According to Lynn (speaking in the video below), “in 1981 the Reagan administration changed the interpretation of our anti-trust laws. Rather than use these laws to prevent the concentration of economic power, we should use these laws to protect ourselves as consumers. We should use these laws to promote efficiency, not protect liberty. So, in the generation since then, they have used these laws to promote efficiency (supposedly) by creating more and more monopolies.”
Lynn says that one of the worst aspects of monopolies is that they destroy jobs, both as part of the process of concentration and by preventing new business startups, the source of most job creation.
“There’s nothing inevitable about monopolization,” Lynn says. “It’s a political process.”
In his book, Lynn says this:
” … for anyone who is trying to make sense of what is taking place in our nation and thr world today, monopoly is the great missing force. Just as any effort to discuss physics without taking into account the work of Isaac Newton would result in much free=floating nonsense, the same is true of any effort to discuss today’s economics without taking into account monopolization. In addition to helping illuminate such recent phenomena as the cascading collapses in our financial system and gthe near collapse of our automotive industry, monopolization also helps to explain such otherwise mysterious phenomena as the following:
- Why it’s so hard to launch a successful small business
- Why so many jobs were moved offshore so quickly
- Why it’s so difficult to control medical costs
- Why it’s taken so long to blend cleaner technologies into our cars and our homes
- Why the quality of our food, drugs and toys is declining
- Why the U.S. trade surplus is so huge and persistent
- Why corporate managers outsource so many activities
- Why corporate profits reached such … heights just before the fall ((Carrie Johnson, “Wall Street, Washington Huddle on U.S. Markets,” Washington Post, Mar. 14, 2007))

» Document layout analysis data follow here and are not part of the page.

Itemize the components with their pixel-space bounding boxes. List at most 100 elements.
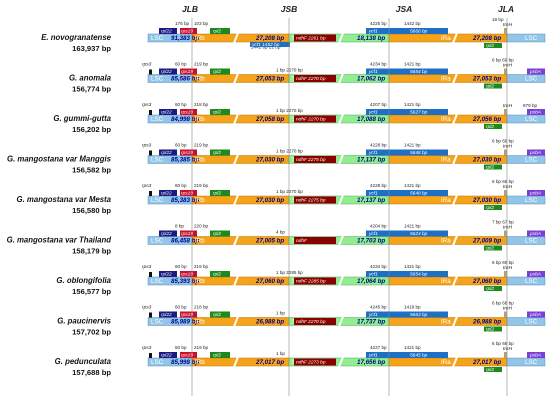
gene-ndhf	[294, 358, 336, 366]
gene-rpl2-ira-label: rpl2	[486, 83, 494, 89]
gene-ycf1-label: ycf1	[368, 29, 378, 35]
gene-psba-label: psbA	[529, 150, 541, 156]
gene-trnh	[504, 190, 507, 196]
gene-rps19	[180, 68, 197, 75]
gene-rps19	[180, 28, 197, 34]
ycf1-ira-bp: 5654 bp	[410, 272, 428, 278]
gene-rps3	[149, 191, 152, 196]
gene-rps3-label: rps3	[142, 62, 152, 68]
lsc-length: 86,458 bp	[171, 238, 199, 245]
gene-rpl22	[159, 190, 177, 196]
gene-rpl22-label: rpl22	[161, 150, 172, 156]
gene-ndhf-label: ndhF	[296, 238, 308, 244]
gene-rps19-label: rps19	[181, 110, 193, 116]
irb-label: IRb	[195, 319, 205, 326]
gene-rps3	[149, 150, 152, 156]
irb-length: 27,208 bp	[255, 35, 284, 42]
gene-ycf1-label: ycf1	[368, 191, 378, 197]
gene-rpl2-label: rpl2	[213, 231, 221, 237]
ira-label: IRa	[441, 157, 451, 164]
gene-trnh-label: trnH	[503, 306, 513, 312]
genome-size: 157,702 bp	[72, 328, 111, 337]
gene-rpl2	[210, 230, 230, 237]
irb-length: 27,053 bp	[255, 76, 284, 83]
jsa-right-bp: 1419 bp	[404, 305, 421, 310]
gene-rpl2	[210, 311, 230, 318]
gene-rps3-label: rps3	[142, 183, 152, 189]
ssc-break	[338, 235, 344, 246]
genome-size: 156,202 bp	[72, 125, 111, 134]
gene-trnh-label: trnH	[503, 63, 513, 69]
gene-ycf1	[366, 109, 448, 115]
lsc-length: 91,383 bp	[171, 35, 199, 42]
genome-size: 163,937 bp	[72, 44, 111, 53]
lsc-end-label: LSC	[525, 319, 538, 326]
jsb-top-bp: 1 bp 2270 bp	[276, 68, 303, 73]
gene-ndhf	[294, 75, 336, 82]
ycf1-ira-bp: 5666 bp	[410, 29, 428, 35]
lsc-end-label: LSC	[525, 35, 538, 42]
ssc-break	[338, 356, 344, 368]
gene-rpl22	[159, 68, 177, 75]
irb-label: IRb	[195, 238, 205, 245]
jsa-right-bp: 1442 bp	[404, 21, 421, 26]
irb-break	[233, 73, 239, 84]
gene-ndhf	[294, 318, 336, 325]
gene-rpl2-ira-label: rpl2	[486, 326, 494, 332]
ira-label: IRa	[441, 116, 451, 123]
gene-rpl22	[159, 271, 177, 277]
gene-trnh	[504, 28, 507, 34]
gene-rpl2-ira	[484, 124, 502, 129]
irb-length: 27,058 bp	[255, 116, 284, 123]
gene-ndhf-label: ndhF 2270 bp	[296, 117, 326, 123]
irb-break	[233, 235, 239, 246]
jsa-right-bp: 1421 bp	[404, 183, 421, 188]
gene-ycf1	[366, 28, 448, 34]
gene-rps3	[149, 353, 152, 358]
gene-rpl2-ira-label: rpl2	[486, 367, 494, 373]
ssc-length: 17,137 bp	[357, 197, 385, 204]
gene-psba	[527, 311, 545, 318]
gene-ycf1-label: ycf1	[368, 150, 378, 156]
jsb-top-bp: 4 bp	[276, 230, 285, 235]
lsc-length: 85,383 bp	[171, 197, 199, 204]
jsb-top-bp: 1 bp	[276, 311, 285, 316]
gene-rpl2-ira	[484, 245, 502, 251]
lsc-label: LSC	[151, 238, 164, 245]
gene-rps19	[180, 271, 197, 277]
ira-length: 27,030 bp	[472, 157, 501, 164]
gene-psba	[527, 352, 545, 358]
lsc-label: LSC	[151, 319, 164, 326]
jlb-left-bp: 8 bp	[175, 224, 184, 229]
jla-top-bp: 6 bp 68 bp	[492, 341, 514, 346]
gene-rpl2-label: rpl2	[213, 312, 221, 318]
gene-rps19-label: rps19	[181, 69, 193, 75]
gene-psba	[527, 68, 545, 75]
gene-ndhf-label: ndhF 2285 bp	[296, 279, 326, 285]
gene-ycf1	[366, 230, 448, 237]
gene-trnh	[504, 352, 507, 358]
jsa-right-bp: 1421 bp	[404, 345, 421, 350]
ssc-length: 17,737 bp	[357, 319, 385, 326]
gene-rpl2-ira	[484, 205, 502, 210]
gene-trnh	[504, 311, 507, 318]
jla-right-bp: 879 bp	[523, 103, 537, 108]
lsc-label: LSC	[151, 359, 164, 366]
gene-rpl2-ira	[484, 164, 502, 170]
jsb-top-bp: 1 bp 2270 bp	[276, 189, 303, 194]
gene-ycf1-label: ycf1	[368, 312, 378, 318]
gene-rpl22	[159, 311, 177, 318]
gene-rpl22-label: rpl22	[161, 272, 172, 278]
ira-length: 27,009 bp	[472, 238, 501, 245]
gene-rps19	[180, 109, 197, 115]
gene-rps19	[180, 190, 197, 196]
ssc-length: 17,062 bp	[357, 76, 385, 83]
gene-rpl2-label: rpl2	[213, 29, 221, 35]
gene-rps3	[149, 69, 152, 75]
gene-ndhf-label: ndhF 2270 bp	[296, 76, 326, 82]
lsc-label: LSC	[151, 157, 164, 164]
ira-label: IRa	[441, 319, 451, 326]
gene-rpl2-ira	[484, 43, 502, 48]
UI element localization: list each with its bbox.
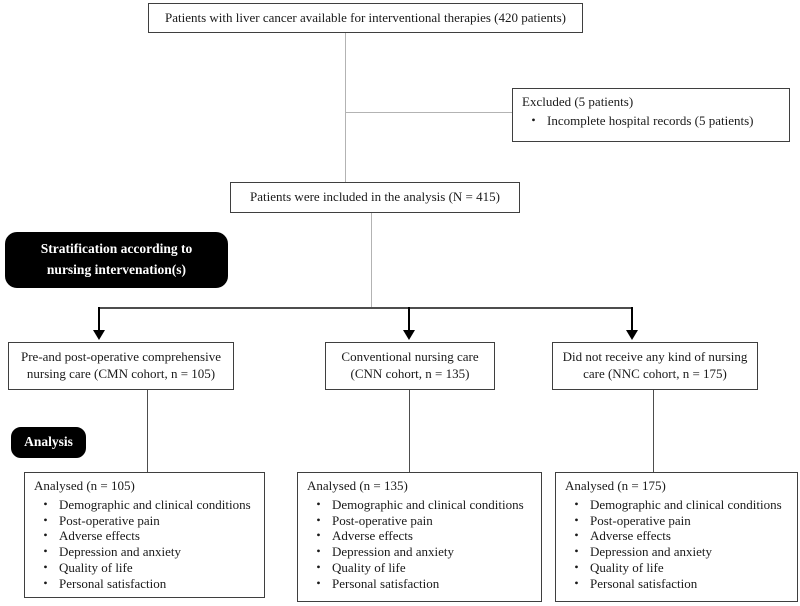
box-eligible-patients: Patients with liver cancer available for… [148,3,583,33]
box-analysed-cmn: Analysed (n = 105) • Demographic and clin… [24,472,265,598]
connector-top-to-included [345,33,346,183]
bullet-icon: • [316,544,321,559]
analysed-item: Quality of life [59,560,133,576]
bullet-item: • Incomplete hospital records (5 patient… [520,113,785,129]
bullet-item: • Personal satisfaction [563,576,793,592]
cohort-cnn-line2: (CNN cohort, n = 135) [350,366,470,381]
analysed-item: Adverse effects [590,528,671,544]
analysed-item: Demographic and clinical conditions [332,496,524,512]
connector-cohort2-to-analysed2 [409,390,410,472]
bullet-item: • Post-operative pain [32,513,260,529]
arrow-down-icon [626,330,638,340]
bullet-icon: • [43,544,48,559]
arrow-stem-cohort1 [98,307,100,331]
bullet-icon: • [574,544,579,559]
connector-included-to-branch [371,213,372,308]
bullet-icon: • [316,575,321,590]
bullet-icon: • [574,496,579,511]
bullet-item: • Adverse effects [32,528,260,544]
arrow-down-icon [93,330,105,340]
analysed-item: Post-operative pain [59,512,160,528]
bullet-icon: • [316,512,321,527]
bullet-icon: • [316,496,321,511]
bullet-item: • Depression and anxiety [32,544,260,560]
box-analysed-nnc: Analysed (n = 175) • Demographic and clin… [555,472,798,602]
bullet-item: • Depression and anxiety [563,544,793,560]
box-cohort-cmn: Pre-and post-operative comprehensive nur… [8,342,234,390]
box-eligible-patients-text: Patients with liver cancer available for… [164,9,567,25]
bullet-icon: • [316,560,321,575]
bullet-icon: • [43,496,48,511]
analysed-item: Personal satisfaction [590,575,698,591]
analysed-item: Adverse effects [332,528,413,544]
box-cohort-cnn: Conventional nursing care (CNN cohort, n… [325,342,495,390]
box-excluded: Excluded (5 patients) • Incomplete hospi… [512,88,790,142]
analysed-item: Adverse effects [59,528,140,544]
analysed-item: Depression and anxiety [332,544,455,560]
excluded-title: Excluded (5 patients) [522,94,634,109]
label-stratification-line2: nursing intervenation(s) [46,262,187,277]
box-analysed-cnn: Analysed (n = 135) • Demographic and clin… [297,472,542,602]
analysed-item: Post-operative pain [590,512,691,528]
branch-line [98,307,633,309]
connector-cohort1-to-analysed1 [147,390,148,472]
analysed-item: Depression and anxiety [590,544,713,560]
bullet-icon: • [43,575,48,590]
bullet-icon: • [316,528,321,543]
cohort-nnc-line2: care (NNC cohort, n = 175) [583,366,727,381]
analysed-item: Post-operative pain [332,512,433,528]
analysed-item: Quality of life [332,560,406,576]
label-stratification-line1: Stratification according to [40,241,193,257]
bullet-item: • Quality of life [32,560,260,576]
cohort-nnc-line1: Did not receive any kind of nursing [562,349,748,365]
analysed-item: Quality of life [590,560,664,576]
analysed-item: Depression and anxiety [59,544,182,560]
connector-cohort3-to-analysed3 [653,390,654,472]
bullet-item: • Quality of life [563,560,793,576]
bullet-icon: • [574,560,579,575]
arrow-down-icon [403,330,415,340]
analysed-item: Demographic and clinical conditions [590,496,782,512]
label-stratification: Stratification according to nursing inte… [5,232,228,288]
bullet-item: • Adverse effects [563,528,793,544]
bullet-item: • Personal satisfaction [305,576,537,592]
box-cohort-nnc: Did not receive any kind of nursing care… [552,342,758,390]
bullet-icon: • [43,528,48,543]
bullet-item: • Demographic and clinical conditions [305,497,537,513]
label-analysis-text: Analysis [24,434,73,450]
connector-to-excluded [345,112,512,113]
arrow-stem-cohort2 [408,307,410,331]
bullet-icon: • [574,512,579,527]
bullet-item: • Post-operative pain [563,513,793,529]
excluded-reason: Incomplete hospital records (5 patients) [547,112,754,128]
analysed-cnn-title: Analysed (n = 135) [307,478,408,493]
label-analysis: Analysis [11,427,86,458]
bullet-icon: • [43,512,48,527]
analysed-item: Personal satisfaction [59,575,167,591]
bullet-item: • Demographic and clinical conditions [32,497,260,513]
bullet-icon: • [574,575,579,590]
box-included-patients-text: Patients were included in the analysis (… [250,189,500,205]
cohort-cmn-line2: nursing care (CMN cohort, n = 105) [26,366,216,381]
analysed-item: Personal satisfaction [332,575,440,591]
bullet-icon: • [531,112,536,127]
bullet-item: • Personal satisfaction [32,576,260,592]
analysed-nnc-title: Analysed (n = 175) [565,478,666,493]
analysed-item: Demographic and clinical conditions [59,496,251,512]
analysed-cmn-title: Analysed (n = 105) [34,478,135,493]
arrow-stem-cohort3 [631,307,633,331]
box-included-patients: Patients were included in the analysis (… [230,182,520,213]
bullet-item: • Adverse effects [305,528,537,544]
cohort-cnn-line1: Conventional nursing care [341,349,479,365]
cohort-cmn-line1: Pre-and post-operative comprehensive [21,349,221,365]
bullet-item: • Demographic and clinical conditions [563,497,793,513]
bullet-icon: • [574,528,579,543]
bullet-item: • Quality of life [305,560,537,576]
bullet-icon: • [43,560,48,575]
bullet-item: • Post-operative pain [305,513,537,529]
bullet-item: • Depression and anxiety [305,544,537,560]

- Why the powerful keep getting more powerful
Not one of these phenomena can be attributed solely to monopolization, yet not one can be understood without taking monopolization into account.”
“We need to break this concentration apart,” Lynn says.
One thought on “Corporations Have Become More Dangerous to Democracy Since Reagan”
Lynn’s deepest insight is that our increasingly complex and interconnected financial and industrial institutions are becoming more and more unstable and vulnerable to “cascading collapse,” while at the same time those same institutions have socialized more and more of their risks (that is, passed the risk on to taxpayers).
In programming we used to refer to this as a system that “will not scale.” (It tends to fail more at larger sizes).